Friday, September 21, 2012

Respect and appreciation

are the two things we hunger for the most. Years of working in the family business — an environment where respect and appreciation were something you gave, but never received — caused that deficiency. It has scarred us, and we carry it with us wherever we go. Being a scar, it will never really go away, constantly lingering in our psyche.

The problem with this is that it is easily reopened. The slightest sense of disrespect or disparage and the scar opens back up into a bleeding wound. It hurts us, and this is where our challenge lies.

When the scar reopens there are two things we can do: we can fight the offender with anger, putting aside cool and focus only to "show them"; or, we can realize that the hurt we are feeling is not really the scar reopening, but ghost pains from a wound long ago inflicted...

If you realize this, if you understand where it comes from, you will notice that the control it has over you will slowly abate. The "pain" will subside and your mind will clear, allowing you to better deal with the situation at hand.

My scar still itches every now and then. But I've learnt that choosing the "fight" option only causes it to hurt even more. Instead, I recognize that it's just an itch, and itches eventually go away...


Sunday, September 9, 2012

Thoughts around game theory

I had another thought around my post yesterday: In a perpetual game (a game that does not have a finite number of moves — which is more like real life), do you know what the best playing tactic is?

It's called tit for tat, and it states that you play the move your opponent played in the previous round. So, if your opponent defected in the previous round, you defect in the current round, to teach him a lesson. If he trusted, you trust. and on the game goes...
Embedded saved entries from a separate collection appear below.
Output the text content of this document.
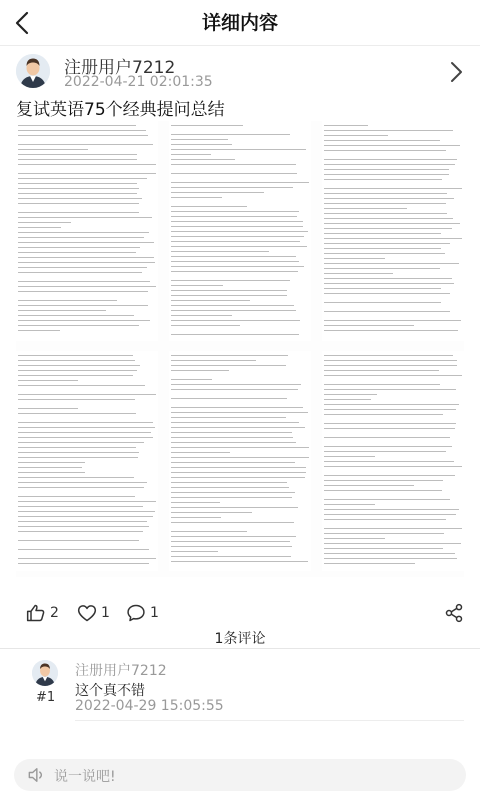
详细内容
注册用户7212
2022-04-21 02:01:35
复试英语75个经典提问总结
2	1	1
1条评论
#1
注册用户7212
这个真不错
2022-04-29 15:05:55
说一说吧!
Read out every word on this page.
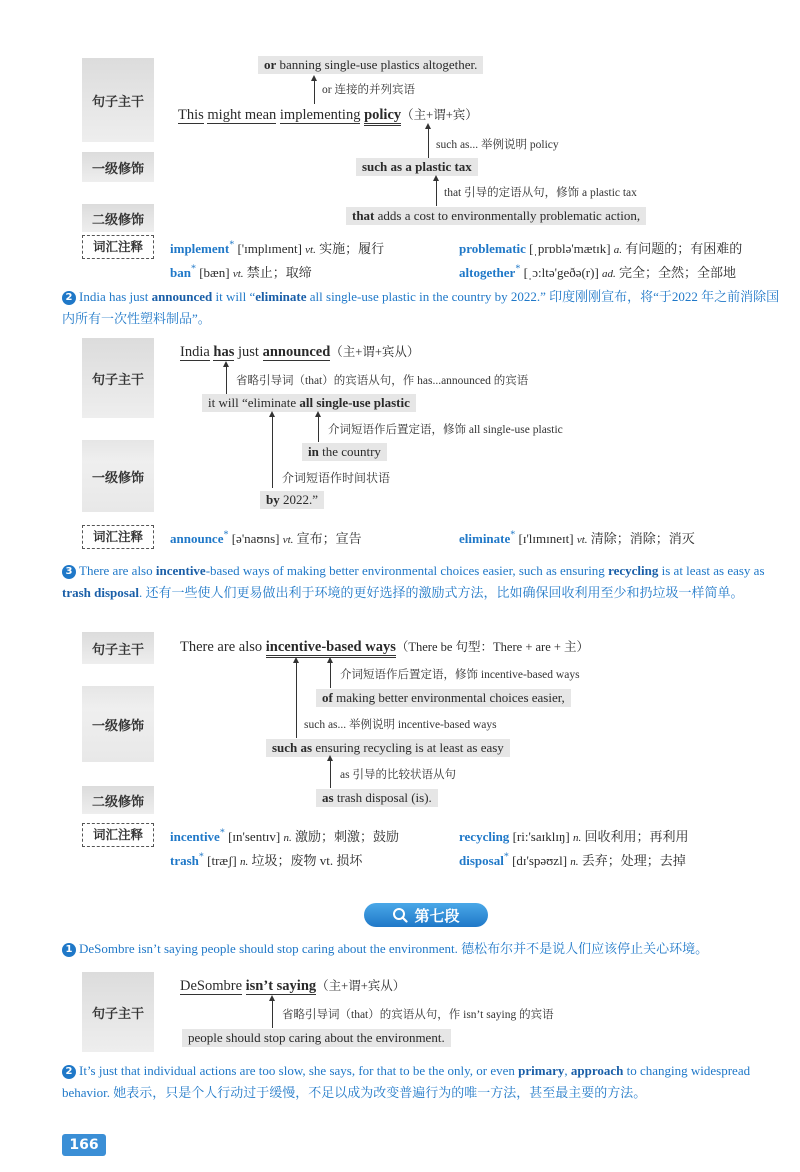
or banning single-use plastics altogether.
or 连接的并列宾语
句子主干
This might mean implementing policy（主+谓+宾）
such as... 举例说明 policy
一级修饰	such as a plastic tax
that 引导的定语从句，修饰 a plastic tax
二级修饰	that adds a cost to environmentally problematic action,
词汇注释	implement* ['ɪmplɪment] vt. 实施；履行	problematic [ˌprɒblə'mætɪk] a. 有问题的；有困难的
ban* [bæn] vt. 禁止；取缔	altogether* [ˌɔ:ltə'geðə(r)] ad. 完全；全然；全部地
2 India has just announced it will “eliminate all single-use plastic in the country by 2022.” 印度刚刚宣布，将“于2022 年之前消除国内所有一次性塑料制品”。
句子主干
India has just announced（主+谓+宾从）
省略引导词（that）的宾语从句，作 has...announced 的宾语
it will “eliminate all single-use plastic
介词短语作后置定语，修饰 all single-use plastic
一级修饰
in the country
介词短语作时间状语
by 2022.”
词汇注释	announce* [ə'naʊns] vt. 宣布；宣告	eliminate* [ɪ'lɪmɪneɪt] vt. 清除；消除；消灭
3 There are also incentive-based ways of making better environmental choices easier, such as ensuring recycling is at least as easy as trash disposal. 还有一些使人们更易做出利于环境的更好选择的激励式方法，比如确保回收利用至少和扔垃圾一样简单。
句子主干	There are also incentive-based ways（There be 句型：There + are + 主）
介词短语作后置定语，修饰 incentive-based ways
一级修饰
of making better environmental choices easier,
such as... 举例说明 incentive-based ways
such as ensuring recycling is at least as easy
as 引导的比较状语从句
二级修饰	as trash disposal (is).
词汇注释	incentive* [ɪn'sentɪv] n. 激励；刺激；鼓励	recycling [ri:'saɪklɪŋ] n. 回收利用；再利用
trash* [træʃ] n. 垃圾；废物 vt. 损坏	disposal* [dɪ'spəʊzl] n. 丢弃；处理；去掉
第七段
1 DeSombre isn’t saying people should stop caring about the environment. 德松布尔并不是说人们应该停止关心环境。
句子主干
DeSombre isn’t saying（主+谓+宾从）
省略引导词（that）的宾语从句，作 isn’t saying 的宾语
people should stop caring about the environment.
2 It’s just that individual actions are too slow, she says, for that to be the only, or even primary, approach to changing widespread behavior. 她表示，只是个人行动过于缓慢，不足以成为改变普遍行为的唯一方法，甚至最主要的方法。
166
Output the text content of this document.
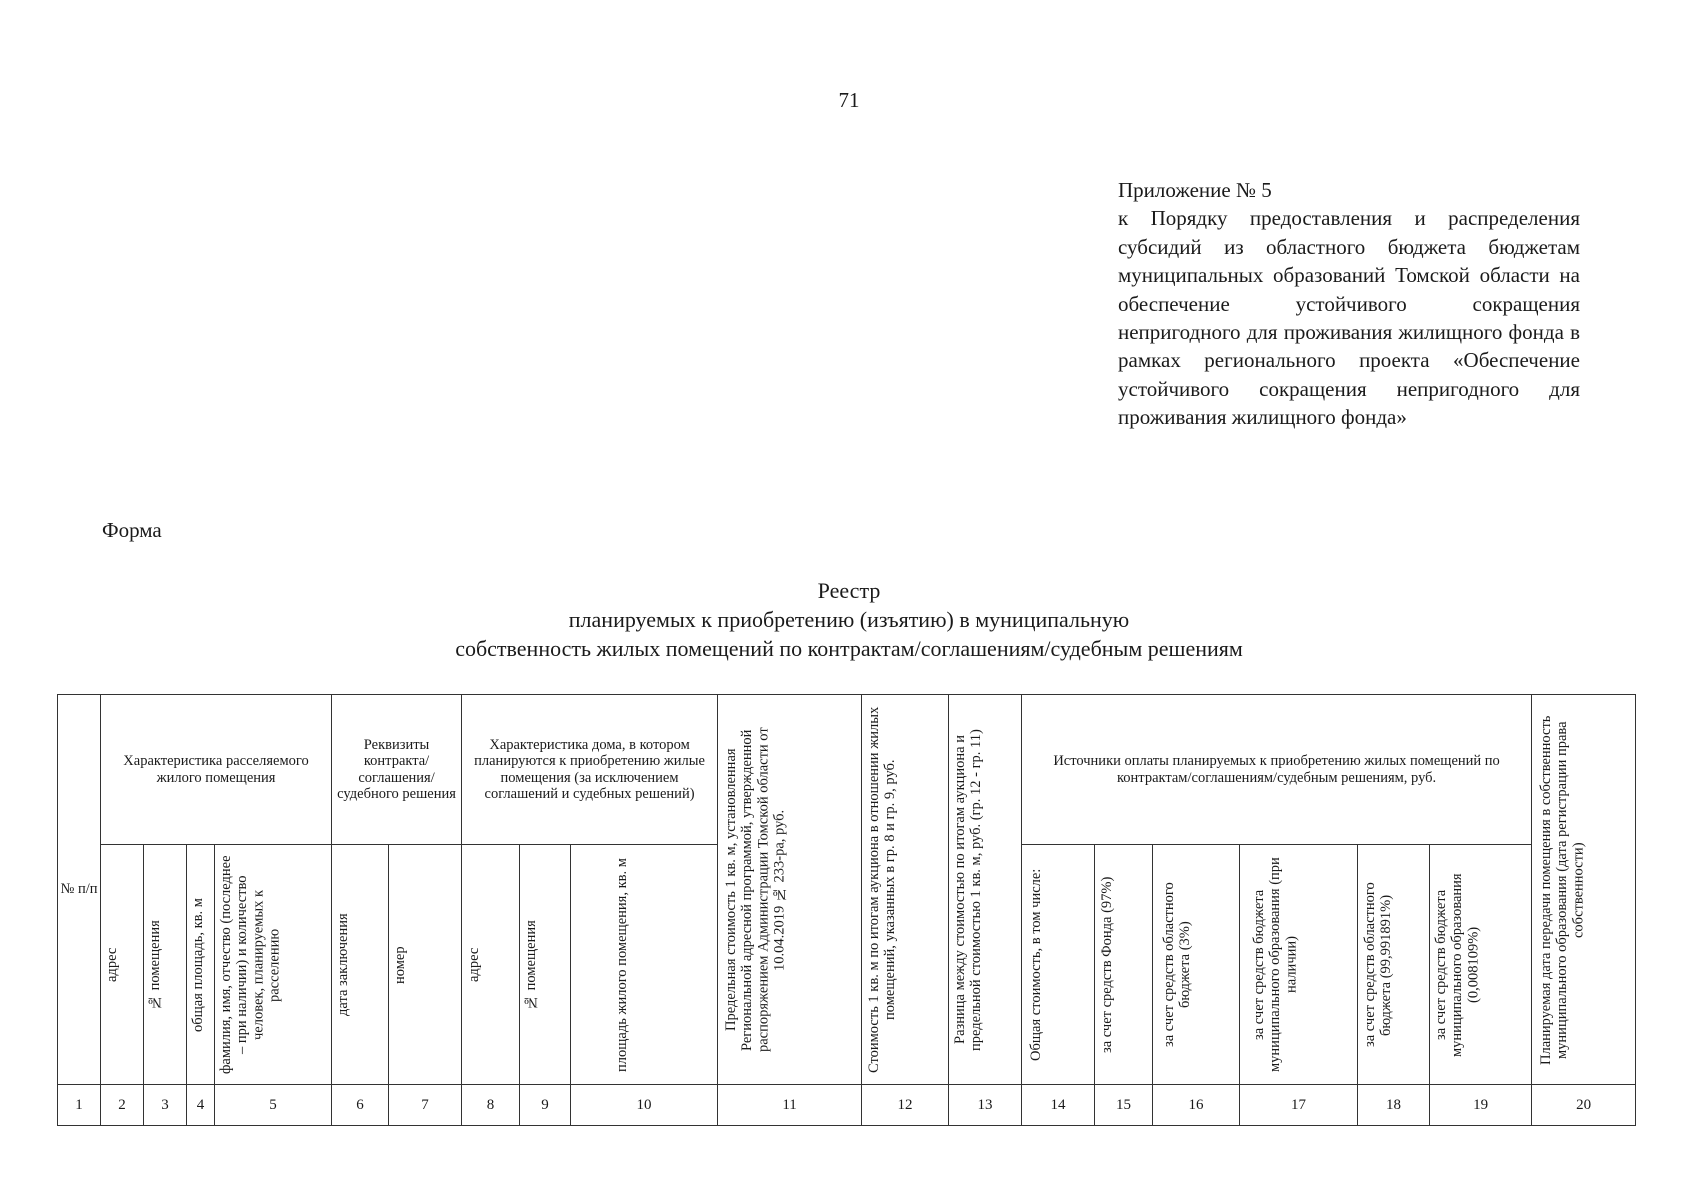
71
Приложение № 5
к Порядку предоставления и распределения субсидий из областного бюджета бюджетам муниципальных образований Томской области на обеспечение устойчивого сокращения непригодного для проживания жилищного фонда в рамках регионального проекта «Обеспечение устойчивого сокращения непригодного для проживания жилищного фонда»
Форма
Реестр
планируемых к приобретению (изъятию) в муниципальную
собственность жилых помещений по контрактам/соглашениям/судебным решениям
№ п/п	Характеристика расселяемого жилого помещения				Реквизиты контракта/ соглашения/ судебного решения		Характеристика дома, в котором планируются к приобретению жилые помещения (за исключением соглашений и судебных решений)			Предельная стоимость 1 кв. м, установленная Региональной адресной программой, утвержденной распоряжением Администрации Томской области от 10.04.2019 № 233-ра, руб.	Стоимость 1 кв. м по итогам аукциона в отношении жилых помещений, указанных в гр. 8 и гр. 9, руб.	Разница между стоимостью по итогам аукциона и предельной стоимостью 1 кв. м, руб. (гр. 12 - гр. 11)	Источники оплаты планируемых к приобретению жилых помещений по контрактам/соглашениям/судебным решениям, руб.						Планируемая дата передачи помещения в собственность муниципального образования (дата регистрации права собственности)

	адрес	№ помещения	общая площадь, кв. м	фамилия, имя, отчество (последнее – при наличии) и количество человек, планируемых к расселению	дата заключения	номер	адрес	№ помещения	площадь жилого помещения, кв. м				Общая стоимость, в том числе:	за счет средств Фонда (97%)	за счет средств областного бюджета (3%)	за счет средств бюджета муниципального образования (при наличии)	за счет средств областного бюджета (99,991891%)	за счет средств бюджета муниципального образования (0,008109%)	

1	2	3	4	5	6	7	8	9	10	11	12	13	14	15	16	17	18	19	20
But there is an inevitability to the perpetual "real-life-family-business" game. At some point, after rounds of tit for tat, you will become exhausted and worn out from calculating your every step and move. Weary and tired, a possible end to the game will start looming on the horizon. When that happens then mathematical theory teaches us that the best tactic at that point is to always defect (it's called the Nash Equilibrium), and we know where that will lead us to...

I guess what I am saying is: play the trust card for as long as you can hold out — fight for it. Just remember that once you decide to switch tactics, once you move to a tit for tat game, there is an inevitability that you will no longer be able to ignore...


Saturday, September 8, 2012

Game Theory and the Son's Dilemma

Game theory is the study of decisions that two sane individuals choose to make in relation to one another. These decisions confront each "player" with different dilemmas. A classic example is the prisoner's dilemma — a situation where the two players choose not to cooperate even though it's in their best interests to do so. Instead of cooperating, and both making a gain, one, or both, will choose to deceive the other — defecting from the partnership. If one defects, he makes a gain at the other's expense. If both defect, both loose. The prisoner's dilemma is a test of trust, each player will choose to cooperate as long as he trusts the other player to choose the same (and not defect). And herein lies the challenge.

The challenge, obviously, is maintaining that trust, a sense that is so painstakingly forged, yet so easily crushed — one foul move and everything you've worked so hard for is gone. When the trust is gone, defecting becomes an option, with each player defecting to "teach the other a lesson". In theory, if the game has a foreseen end to it, the optimal strategy for each player at that point is to always defect...

Does this sound familiar?

When I was playing the family business "game", I was faced with what I call the son's dilemma. In the game, you put your (blind) trust in your father, trusting that he will work with you. But every so often the father chooses to defect. It is at that point that you are confronted with the son's dilemma: trust your father again, or defect from the relationship, teaching him a lesson. If your father has defected numerously in the past, what would your turn be — trust or defect? How long would you continue this game?

For me, it was one defection too many, and trust was completely lost. The game was finally over.